In fact, through my research, I discovered there are hundreds if not thousands of documents that the government won’t release to the American people concerning the assassination of our president. If Oswald really did it, if the Warren Commission’s findings were 100% accurate, what purpose does it serve to conceal these documents? What are our elected officials hiding, 50 years later?

Perhaps what they’re afraid of is that we’ll figure it out: they’ve successfully destroyed our nation. They’ve looted the treasury, pulled the rug out from under the working middle class, and re-routed our country’s resources back to the war machine and the wealthiest 1%.
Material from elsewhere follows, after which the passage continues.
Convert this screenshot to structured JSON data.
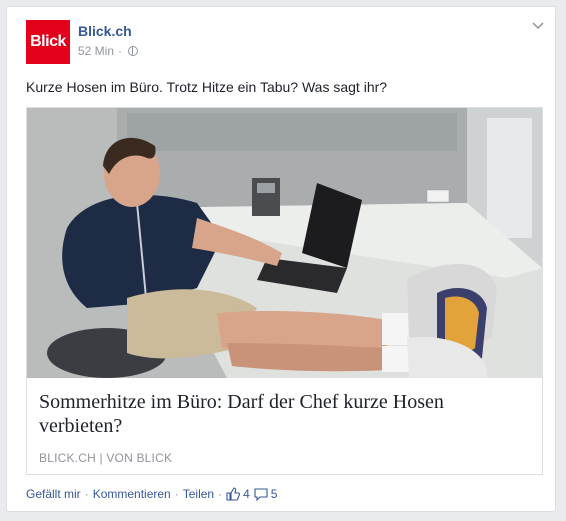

On top of that, they’ve destroyed our Fourth Amendment rights, the Bill of Rights, and our basic civil liberties by spying on us. They continue to stand in the way of offering us one form of government-run health care while our tax dollars pay for their four separate options.

Today, we face a crisis almost everywhere we look. Our Congress is an international joke. As Will Rogers said:

We have the best politicians that money can buy.

Now, more than ever, we need real change – and that won’t come from either Democrats or Republicans when both parties are bought by the same lobbyists, corporations, and banks. We are being told by our so-called leaders that conflicts are unavoidable, that we must live in a state of perpetual war, and that we must surrender our rights to survive. I’d like to remind you of the words of Ben Franklin:

Those who sacrifice liberty for security deserve neither.

22 November marks a crucial moment in American history. Americans have always had the resources to put our country back on track, now we need the resolve. Let’s give the 1% the big wake-up call that they truly deserve. There’s a time for observing history and there’s a time for making it. We can take back our country. And if we don’t do it, nobody else will.